Coprolite
Active Member
It's not "fair", no.I think the argument the other poster is making, which is fair imo, is not “why isn’t there already a ton of high density there?!?!?!” or “why did we build the LRT before the houses?!?!?!”
But rather, why is the vast majority of the development in the first 10 years being done so far from the LRT stations when this is meant to be a green; less car dependent, more transit oriented project.
I do, personally, find the design a bit confusing still as to the LRT alignment, lakes, and homes. Why are we using lakes to turn half of blatchford into a significantly less walkable/accessible to transit development?

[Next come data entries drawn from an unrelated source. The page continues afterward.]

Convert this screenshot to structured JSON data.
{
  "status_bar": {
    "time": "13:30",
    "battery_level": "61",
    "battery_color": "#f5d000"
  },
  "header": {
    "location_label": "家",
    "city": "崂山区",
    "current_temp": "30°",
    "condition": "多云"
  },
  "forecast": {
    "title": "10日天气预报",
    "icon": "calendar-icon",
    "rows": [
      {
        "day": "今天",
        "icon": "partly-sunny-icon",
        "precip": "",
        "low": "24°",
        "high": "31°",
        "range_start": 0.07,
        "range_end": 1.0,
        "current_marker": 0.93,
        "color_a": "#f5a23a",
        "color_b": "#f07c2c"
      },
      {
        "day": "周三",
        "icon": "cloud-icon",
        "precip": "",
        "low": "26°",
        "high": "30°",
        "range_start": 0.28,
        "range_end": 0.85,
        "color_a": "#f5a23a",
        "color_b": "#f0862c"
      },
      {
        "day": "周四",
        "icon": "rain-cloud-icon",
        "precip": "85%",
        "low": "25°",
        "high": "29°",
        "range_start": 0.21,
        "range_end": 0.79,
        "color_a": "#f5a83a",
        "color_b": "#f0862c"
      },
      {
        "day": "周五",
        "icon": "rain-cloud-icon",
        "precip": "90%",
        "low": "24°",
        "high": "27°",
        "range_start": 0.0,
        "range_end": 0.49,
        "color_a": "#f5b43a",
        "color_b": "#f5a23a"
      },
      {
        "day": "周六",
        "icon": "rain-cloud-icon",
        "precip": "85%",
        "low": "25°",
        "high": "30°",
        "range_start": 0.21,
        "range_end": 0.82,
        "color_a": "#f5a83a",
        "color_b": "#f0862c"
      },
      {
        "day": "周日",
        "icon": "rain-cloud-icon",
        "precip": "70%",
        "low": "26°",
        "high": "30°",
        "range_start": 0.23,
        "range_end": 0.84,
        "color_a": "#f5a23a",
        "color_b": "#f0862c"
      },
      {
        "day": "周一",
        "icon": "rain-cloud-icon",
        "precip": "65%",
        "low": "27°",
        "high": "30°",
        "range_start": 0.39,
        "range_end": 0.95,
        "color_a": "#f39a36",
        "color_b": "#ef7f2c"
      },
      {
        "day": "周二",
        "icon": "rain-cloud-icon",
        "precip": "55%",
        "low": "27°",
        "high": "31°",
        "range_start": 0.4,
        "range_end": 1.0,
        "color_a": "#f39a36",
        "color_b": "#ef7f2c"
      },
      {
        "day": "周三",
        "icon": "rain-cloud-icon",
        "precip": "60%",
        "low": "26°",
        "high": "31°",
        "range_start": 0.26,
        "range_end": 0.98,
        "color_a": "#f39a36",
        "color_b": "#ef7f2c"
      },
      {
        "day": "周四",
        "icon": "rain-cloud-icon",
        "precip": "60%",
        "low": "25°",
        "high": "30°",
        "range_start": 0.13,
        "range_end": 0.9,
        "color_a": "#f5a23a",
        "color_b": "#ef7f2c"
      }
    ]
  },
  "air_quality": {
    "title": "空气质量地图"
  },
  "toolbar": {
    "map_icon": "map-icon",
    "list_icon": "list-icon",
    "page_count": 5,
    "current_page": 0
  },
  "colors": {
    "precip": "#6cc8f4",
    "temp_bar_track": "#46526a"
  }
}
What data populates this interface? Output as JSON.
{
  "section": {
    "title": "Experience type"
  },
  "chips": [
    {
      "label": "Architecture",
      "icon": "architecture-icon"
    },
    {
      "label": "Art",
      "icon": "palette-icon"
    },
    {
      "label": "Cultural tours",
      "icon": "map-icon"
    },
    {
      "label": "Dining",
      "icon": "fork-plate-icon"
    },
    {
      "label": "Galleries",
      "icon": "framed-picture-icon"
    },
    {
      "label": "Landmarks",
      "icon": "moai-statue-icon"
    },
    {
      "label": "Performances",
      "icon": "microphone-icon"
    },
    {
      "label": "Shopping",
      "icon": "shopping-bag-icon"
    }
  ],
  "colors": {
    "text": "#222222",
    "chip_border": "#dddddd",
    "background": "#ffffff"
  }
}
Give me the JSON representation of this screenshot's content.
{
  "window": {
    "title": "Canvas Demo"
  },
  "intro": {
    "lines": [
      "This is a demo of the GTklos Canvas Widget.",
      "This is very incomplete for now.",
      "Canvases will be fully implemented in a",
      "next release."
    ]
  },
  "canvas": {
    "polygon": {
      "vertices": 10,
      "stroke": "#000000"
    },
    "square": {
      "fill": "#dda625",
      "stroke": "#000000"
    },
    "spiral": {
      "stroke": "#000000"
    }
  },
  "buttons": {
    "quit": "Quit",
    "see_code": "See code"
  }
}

It’s literally the same issue we have with our suburbs, where our placement of lakes, large arterial setbacks, and transit placements make car use the only logical choice. We literally shoot our transit in the foot with some of our decisions.
Keeping as much as blatchford within a 5-8min walk of the train stations would have been ideal. Vs 15+ minute walks means fewer will use regularly, if ever.
The first phase along Airport Road was situated where it was because it was low-hanging fruit with easy utility connections and easy access to the road grid for bringing in construction material and equipment and they weren't building LRT right on it. It's the only spot that really fit this bill. This has been addressed before.
And it turned out that transit access is fine now that the LRT is complete. It's actually a very easy walk to the LRT (quite possibly the easiest I've had in Edmonton because it's unique in not requiring me to cross a stroad or burn time waiting for traffic lights to not die) and it's nice having very easy access to an extant grocery store.
The lakes are literally needed to provide surge capacity for storm drainage to not overwhelm the downstream storm sewers in heavy rainfall events. And a quick glance at the map shows that no, it's not making Blatchford less walkable or accessible to transit.